C’est en aidant les locataires dans leurs procédures de relogement que l’association un « Centre ville pour tous » a pu remonter l’histoire de cet établissement. «  Nous avons fait des recherches dans les archives municipales, explique Norredine Abouakil, porte-parole de l’association. Nous avons découvert que cet hôtel qui a changé plusieurs fois de nom a fait l’objet d’un arrêté de fermeture en 1995. Et nous n’avons trouvé nulle trace d’un arrêté de réouverture. » Selon les informations réunies par l’association, l’hôtel fermé en novembre n’aurait jamais dû être rouvert puisqu’il était frappé d’une interdiction vieille de 15 ans. Passe-droit ? Oubli ? Arrêté de réouverture égaré ?
La situation rocambolesque de cet hôtel pose question. N’y a-t-il pas un risque qu’une telle situation se reproduise ?
En effet, l’hôtel Lunik, situé rue Mazagran, a été touché par un incendie au mois de février. Or, il semble avoir retrouvé une certaine vie nocturne ces dernières semaines. De nombreux témoignages de riverains indiquent que cet hôtel frappé d’un arrêté de fermeture depuis le sinistre continue de recevoir du public. « Oui, il est habité », confirme le voisin d’en face. Le patron d’un autre hôtel situé à quelques mètres affirme à son tour avoir orienté plusieurs clients vers cet établissement. Un autre voisin indique : « Les gens viennent le soir. La journée, c’est trop risqué, la police tourne. » Or, c’est à cette dernière que revient l’obligation de faire respecter les arrêtés municipaux.
 
BENOIT GILLES
01-04-2010
 
 
« Un plan d’action sur 16 mois »
 
Nous avons pu interroger José Allegrini, élu en charge de la commission de sécurité, en marge du conseil municipal, ce lundi. Cet entretien a eu lieu avant les révélations de l’association « Un centre ville pour tous » lors d’une conférence de presse ce mercredi. L’élu n’a pas pu y réagir.
Toutefois, José Allegrini est largement revenu sur les intentions municipales en ce qui concerne les hôtels meublés. « Nous allons mettre en place une équipe dédiée à cette problématique. L’idée est d’accélérer le rythme de la sécurisation de ces établissements recevant du public en partant d’un point de situation des 450 établissements du centre-ville. Mon intention est de déboucher d’ici 16 mois sur un plan global. »
L’intention de l’adjoint au maire est de procéder au « déclassement » des hôtels qui ne répondraient pas aux injonctions de travaux formulées par la commission. «  En leur supprimant l’autorisation de recevoir du public, nous empêcherons les marchands de sommeil qui gèrent certains de ces hôtels de poursuivre leur activité. D’autre part, cela imposera aux propriétaires des murs d’agir pour se mettre en conformité avec les lois concernant les logements indignes. »
Interrogé sur la situation de Lunik, José Allegrini a indiqué que cet établissement avait fait l’objet d’une injonction de travaux après un avis défavorable de la commission de sécurité. Selon lui, la propriétaire du fonds de commerce aurait effectué lesdits travaux. «  Mais il y a une obligation de continuité d’entretien. La commission ne repasse pas tous les six mois pour veiller à cela. »

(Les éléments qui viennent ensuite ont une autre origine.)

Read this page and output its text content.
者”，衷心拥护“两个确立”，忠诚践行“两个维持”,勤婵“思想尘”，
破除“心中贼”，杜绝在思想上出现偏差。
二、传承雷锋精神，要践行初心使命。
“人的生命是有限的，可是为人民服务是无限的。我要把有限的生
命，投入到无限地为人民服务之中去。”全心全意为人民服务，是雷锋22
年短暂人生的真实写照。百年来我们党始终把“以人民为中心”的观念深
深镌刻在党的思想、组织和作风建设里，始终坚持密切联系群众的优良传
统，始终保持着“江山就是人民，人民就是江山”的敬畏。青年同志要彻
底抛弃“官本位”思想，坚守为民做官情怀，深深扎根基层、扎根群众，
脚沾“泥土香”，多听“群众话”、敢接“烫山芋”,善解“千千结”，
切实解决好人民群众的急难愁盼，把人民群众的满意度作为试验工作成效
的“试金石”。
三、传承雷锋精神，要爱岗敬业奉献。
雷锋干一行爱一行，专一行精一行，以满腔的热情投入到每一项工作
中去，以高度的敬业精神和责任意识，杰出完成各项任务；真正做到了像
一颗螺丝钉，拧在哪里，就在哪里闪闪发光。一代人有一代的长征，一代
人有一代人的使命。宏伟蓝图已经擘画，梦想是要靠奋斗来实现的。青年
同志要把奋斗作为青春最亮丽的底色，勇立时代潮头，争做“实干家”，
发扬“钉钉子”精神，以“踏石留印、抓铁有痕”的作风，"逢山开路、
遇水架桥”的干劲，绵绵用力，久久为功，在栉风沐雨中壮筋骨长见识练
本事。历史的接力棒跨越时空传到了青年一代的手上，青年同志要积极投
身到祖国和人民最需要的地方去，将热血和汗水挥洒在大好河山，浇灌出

A savoir : 450 hôtels meublés - Qui est propriétaire ?
 

Et aussi

4/05/2014
Non-mise en oeuvre de la délibération municipale de février 2008 concernant la production de logements sociaux pour les vieux travailleurs immigrés, premières victimes de la ¨reconquête¨ du centre-ville.(Analyse et suivi)

31/03/2017
Un Centre Ville Pour Tous a besoin de vous !(Invitation aux adhérents, sympathisants et partenaires)

14/12/2016
Les Comités Régionaux de l’Habitat et de l’Hébergement en 2016(DREAL Provence-Alpes-Côte d’Azur)

15/04/2017
Registre national des copropriétés et Régime d’aide "Habiter Mieux - Copropriété" partager sur facebook(DREAL Provence-Alpes-Côte d’Azur)

28/01/2016
Le 21ème rapport sur le Mal logement(Fondation Abbé Pierre)

10/03/2017
Bilan provisoire 2016 du droit au logement opposable (DALO) en PACA (DREAL Provence-Alpes-Côte d’Azur)

2/05/2017
Les chiffres-clés du logement en PACA en 2015(DREAL Provence-Alpes-Côte d’Azur)

21/11/2015
Rendez-vous de CVPT "Le logement indigne à Marseille : changer de niveau et de méthode" (Communiqué)

16/10/2014
"Une inaction inadmissible contre les marchands de sommeil"(Communiqué)

4/04/2014
La vacance de logement au centre ville de Marseille(Rapport de stage)

26/04/2017
Programmation Anah en PACA pour 2017(DREAL Provence-Alpes-Côte d’Azur)

13/04/2017
Qualité de vie en PACA : Logement, emploi, revenus et cadre de vie différencient les territoires partager sur facebook partager sur twitter(DREAL Provence-Alpes-Côte d’Azur)

21/03/2014
LES REPONSES DES CANDIDATS AUX ELECTIONS MUNICIPALES DE MARSEILLE AUX QUESTIONS POSEES PAR L’ASSOCIATION "UN CENTRE VILLE POUR TOUS"(Communiqué)

26/03/2016
UNE ECOLE POUR NOAILLES(Communiqué)

Lettre d'information

Vous pouvez vous abonner gratuitement ici à la liste de diffusion de Centre Ville Pour Tous.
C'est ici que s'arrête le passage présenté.